The paramedic told Katy, “I had sat in the office for several weeks worrying if I should speak to a colleague, a manager or a friend outside work. Occasionally, I would convince myself that I was exaggerating the state of affairs. Feeling isolated, I decided to contact the LAS guardian.

“My brief email prompted a very quick reply from the guardian. We met a few days later in a coffee shop away from work and I already felt I was going to be taken seriously.”

Katy escalated the matters and, with the involvement of the leadership team, including the Chief Executive, an action plan was established. After a couple of months, a review of the issues revealed that the actions had not gone far enough, and further measures were put in place, taking into account advice from the paramedic who spoke up.
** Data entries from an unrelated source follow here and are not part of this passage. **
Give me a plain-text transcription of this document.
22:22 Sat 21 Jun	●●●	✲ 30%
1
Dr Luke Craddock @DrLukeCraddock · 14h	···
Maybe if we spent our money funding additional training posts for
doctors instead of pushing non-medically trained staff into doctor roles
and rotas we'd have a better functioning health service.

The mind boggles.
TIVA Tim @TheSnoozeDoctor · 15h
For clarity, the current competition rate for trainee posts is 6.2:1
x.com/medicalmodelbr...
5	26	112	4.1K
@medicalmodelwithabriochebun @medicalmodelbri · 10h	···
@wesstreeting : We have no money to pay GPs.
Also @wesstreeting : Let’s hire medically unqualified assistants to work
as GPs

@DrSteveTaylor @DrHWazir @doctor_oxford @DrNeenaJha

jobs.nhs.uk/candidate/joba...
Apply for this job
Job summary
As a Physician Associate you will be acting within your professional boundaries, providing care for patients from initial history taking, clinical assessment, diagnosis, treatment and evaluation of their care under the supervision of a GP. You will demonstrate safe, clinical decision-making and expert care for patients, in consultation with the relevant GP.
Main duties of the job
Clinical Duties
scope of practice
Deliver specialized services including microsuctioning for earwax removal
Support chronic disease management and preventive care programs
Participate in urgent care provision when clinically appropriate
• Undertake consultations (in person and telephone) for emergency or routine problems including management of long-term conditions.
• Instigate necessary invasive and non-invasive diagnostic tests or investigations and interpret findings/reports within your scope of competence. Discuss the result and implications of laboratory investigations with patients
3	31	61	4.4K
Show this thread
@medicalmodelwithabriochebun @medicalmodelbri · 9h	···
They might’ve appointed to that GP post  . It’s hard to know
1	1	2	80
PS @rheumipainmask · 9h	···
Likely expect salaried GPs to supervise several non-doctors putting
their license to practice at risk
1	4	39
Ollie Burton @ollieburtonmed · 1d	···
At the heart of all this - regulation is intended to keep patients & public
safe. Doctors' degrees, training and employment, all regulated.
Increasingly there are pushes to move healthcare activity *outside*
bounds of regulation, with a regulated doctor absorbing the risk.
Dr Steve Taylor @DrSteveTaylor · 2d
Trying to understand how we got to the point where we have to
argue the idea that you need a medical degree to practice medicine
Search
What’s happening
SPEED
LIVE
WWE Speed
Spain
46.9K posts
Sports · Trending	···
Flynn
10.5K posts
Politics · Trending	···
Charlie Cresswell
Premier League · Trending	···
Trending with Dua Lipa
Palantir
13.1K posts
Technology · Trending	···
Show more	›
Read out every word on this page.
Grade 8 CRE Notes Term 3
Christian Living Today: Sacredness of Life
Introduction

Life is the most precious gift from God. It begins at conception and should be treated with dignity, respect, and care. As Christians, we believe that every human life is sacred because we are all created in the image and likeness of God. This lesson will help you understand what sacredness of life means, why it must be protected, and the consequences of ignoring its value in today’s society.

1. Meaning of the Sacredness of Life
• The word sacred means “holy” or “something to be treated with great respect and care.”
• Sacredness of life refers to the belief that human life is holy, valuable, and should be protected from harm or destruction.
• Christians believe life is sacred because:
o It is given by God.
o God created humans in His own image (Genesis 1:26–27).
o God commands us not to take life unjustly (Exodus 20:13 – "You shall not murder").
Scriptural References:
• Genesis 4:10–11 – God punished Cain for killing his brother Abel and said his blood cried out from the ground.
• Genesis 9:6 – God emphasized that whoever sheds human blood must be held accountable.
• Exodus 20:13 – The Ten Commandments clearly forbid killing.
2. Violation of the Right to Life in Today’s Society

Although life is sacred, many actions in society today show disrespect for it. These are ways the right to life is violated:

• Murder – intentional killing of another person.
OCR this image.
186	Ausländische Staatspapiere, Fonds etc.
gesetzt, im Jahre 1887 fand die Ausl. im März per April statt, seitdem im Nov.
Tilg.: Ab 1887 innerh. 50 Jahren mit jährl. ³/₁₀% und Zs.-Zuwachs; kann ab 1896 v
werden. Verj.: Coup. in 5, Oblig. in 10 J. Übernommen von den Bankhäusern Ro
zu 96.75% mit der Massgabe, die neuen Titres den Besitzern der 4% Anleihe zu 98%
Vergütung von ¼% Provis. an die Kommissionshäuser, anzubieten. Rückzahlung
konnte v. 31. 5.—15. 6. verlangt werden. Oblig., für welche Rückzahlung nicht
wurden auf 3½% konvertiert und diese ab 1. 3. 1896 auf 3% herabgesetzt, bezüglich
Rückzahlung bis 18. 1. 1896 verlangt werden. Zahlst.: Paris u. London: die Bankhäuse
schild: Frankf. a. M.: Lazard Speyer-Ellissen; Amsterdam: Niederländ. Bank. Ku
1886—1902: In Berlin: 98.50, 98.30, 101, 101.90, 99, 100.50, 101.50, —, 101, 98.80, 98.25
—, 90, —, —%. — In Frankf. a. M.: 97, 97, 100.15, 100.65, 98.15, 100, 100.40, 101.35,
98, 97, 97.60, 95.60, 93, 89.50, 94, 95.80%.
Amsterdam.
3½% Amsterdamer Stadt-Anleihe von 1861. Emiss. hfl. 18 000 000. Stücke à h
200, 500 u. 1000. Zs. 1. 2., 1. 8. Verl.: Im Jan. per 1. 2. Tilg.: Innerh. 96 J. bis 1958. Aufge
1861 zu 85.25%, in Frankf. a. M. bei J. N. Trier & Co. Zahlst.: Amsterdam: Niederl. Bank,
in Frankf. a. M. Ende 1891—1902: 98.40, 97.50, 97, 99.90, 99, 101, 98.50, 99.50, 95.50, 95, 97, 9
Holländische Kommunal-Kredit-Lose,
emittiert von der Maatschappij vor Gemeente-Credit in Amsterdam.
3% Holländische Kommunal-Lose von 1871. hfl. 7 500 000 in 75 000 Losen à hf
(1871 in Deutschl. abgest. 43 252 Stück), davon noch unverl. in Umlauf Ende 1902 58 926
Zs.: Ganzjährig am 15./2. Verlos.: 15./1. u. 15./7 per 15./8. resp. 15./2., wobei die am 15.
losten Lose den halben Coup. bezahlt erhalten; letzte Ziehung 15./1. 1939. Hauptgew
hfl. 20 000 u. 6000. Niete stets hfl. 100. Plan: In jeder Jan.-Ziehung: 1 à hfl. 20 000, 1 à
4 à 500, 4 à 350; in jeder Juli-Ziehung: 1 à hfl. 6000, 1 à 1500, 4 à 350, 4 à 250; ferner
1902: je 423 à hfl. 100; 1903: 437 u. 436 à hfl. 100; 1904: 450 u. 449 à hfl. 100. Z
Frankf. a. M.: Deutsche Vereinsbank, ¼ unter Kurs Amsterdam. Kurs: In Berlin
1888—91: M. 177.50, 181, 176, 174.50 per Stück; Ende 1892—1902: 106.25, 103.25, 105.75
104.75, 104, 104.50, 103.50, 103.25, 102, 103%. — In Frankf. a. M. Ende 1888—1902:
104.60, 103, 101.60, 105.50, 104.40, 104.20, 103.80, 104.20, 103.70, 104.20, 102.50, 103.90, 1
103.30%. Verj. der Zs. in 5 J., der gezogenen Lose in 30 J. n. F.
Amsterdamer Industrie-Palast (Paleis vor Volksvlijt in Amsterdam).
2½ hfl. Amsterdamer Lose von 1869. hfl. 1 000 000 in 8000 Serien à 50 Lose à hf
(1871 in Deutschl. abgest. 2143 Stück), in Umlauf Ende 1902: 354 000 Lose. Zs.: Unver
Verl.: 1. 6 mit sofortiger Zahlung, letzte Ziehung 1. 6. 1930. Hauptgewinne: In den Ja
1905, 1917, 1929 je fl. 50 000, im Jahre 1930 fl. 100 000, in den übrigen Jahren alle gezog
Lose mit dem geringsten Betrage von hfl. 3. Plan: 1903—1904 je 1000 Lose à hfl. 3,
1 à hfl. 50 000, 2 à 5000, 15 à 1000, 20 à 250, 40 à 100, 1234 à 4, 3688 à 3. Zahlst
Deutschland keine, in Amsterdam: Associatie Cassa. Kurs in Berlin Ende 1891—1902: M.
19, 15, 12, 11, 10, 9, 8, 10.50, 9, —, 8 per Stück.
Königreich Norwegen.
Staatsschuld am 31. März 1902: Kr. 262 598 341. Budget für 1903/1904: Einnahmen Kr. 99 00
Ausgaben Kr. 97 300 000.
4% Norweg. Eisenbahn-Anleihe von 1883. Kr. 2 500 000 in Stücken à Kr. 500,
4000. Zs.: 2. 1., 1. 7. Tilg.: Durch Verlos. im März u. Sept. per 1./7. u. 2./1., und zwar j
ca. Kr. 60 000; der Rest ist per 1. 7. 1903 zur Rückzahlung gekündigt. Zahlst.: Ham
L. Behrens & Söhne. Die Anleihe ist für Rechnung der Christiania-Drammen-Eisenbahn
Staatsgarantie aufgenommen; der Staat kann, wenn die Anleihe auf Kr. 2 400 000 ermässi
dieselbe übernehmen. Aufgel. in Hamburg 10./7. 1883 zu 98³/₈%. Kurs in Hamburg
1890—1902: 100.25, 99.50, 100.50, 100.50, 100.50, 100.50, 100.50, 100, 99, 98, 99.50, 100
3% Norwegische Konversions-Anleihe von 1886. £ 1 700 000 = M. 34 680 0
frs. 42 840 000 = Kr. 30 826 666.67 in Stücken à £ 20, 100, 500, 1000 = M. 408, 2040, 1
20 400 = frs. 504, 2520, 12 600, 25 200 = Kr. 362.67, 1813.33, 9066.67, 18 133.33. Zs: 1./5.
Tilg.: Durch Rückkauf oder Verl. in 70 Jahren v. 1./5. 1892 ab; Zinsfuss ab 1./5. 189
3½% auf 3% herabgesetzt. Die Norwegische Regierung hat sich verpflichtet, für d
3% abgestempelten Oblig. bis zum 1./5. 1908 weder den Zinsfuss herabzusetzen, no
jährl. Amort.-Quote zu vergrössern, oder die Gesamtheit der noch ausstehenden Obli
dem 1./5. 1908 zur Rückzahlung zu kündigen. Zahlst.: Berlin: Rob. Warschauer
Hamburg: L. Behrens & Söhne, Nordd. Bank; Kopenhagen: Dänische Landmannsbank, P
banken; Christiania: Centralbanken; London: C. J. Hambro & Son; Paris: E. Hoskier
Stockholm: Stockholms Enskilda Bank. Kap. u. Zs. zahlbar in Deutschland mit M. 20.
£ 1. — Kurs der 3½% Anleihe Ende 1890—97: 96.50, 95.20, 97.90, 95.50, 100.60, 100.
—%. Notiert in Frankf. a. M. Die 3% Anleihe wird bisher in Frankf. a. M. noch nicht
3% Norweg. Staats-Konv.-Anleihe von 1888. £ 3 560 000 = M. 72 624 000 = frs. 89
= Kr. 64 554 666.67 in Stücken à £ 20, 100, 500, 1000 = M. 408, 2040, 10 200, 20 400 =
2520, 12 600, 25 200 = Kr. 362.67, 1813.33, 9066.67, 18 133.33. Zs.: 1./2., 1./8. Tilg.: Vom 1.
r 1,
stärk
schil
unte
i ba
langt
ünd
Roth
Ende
The paramedic said, “I have seen significant changes in my place of work. It is a much more pleasant place to be. People are listened to and actions have been taken.”

As a result of the issues raised, the trust increased staffing levels in some areas, developed a new operational structure for the service, invested in additional training for staff, and monitored calls through a regular audit. Feedback from commissioners reported positive changes to the service and outcomes for patients.

Katy said, “We are very grateful that the paramedic felt able to come forward. By speaking up they have improved the working environment for themselves and for our patients.

“Listening to staff and learning from them is hugely important. It was particularly gratifying that the leadership team continued to listen, even after they had drawn up an action plan, and modified it based on further feedback. The ongoing experiences of the paramedic who spoke up really helped to address the problems in a comprehensive way.”

When reflecting on their experience of speaking up, the paramedic remarked, “One thing is for sure – an email to the guardian changed a lot, making the trust a better place to work and providing safer care for our patients.”

This case study was part of our 100 Voices publication which accompanied the 2019 Annual Report.

Case studies are vital to illustrate the good work of Freedom to Speak Up Guardians. We encourage all organisations to share the learning from their speaking up stories.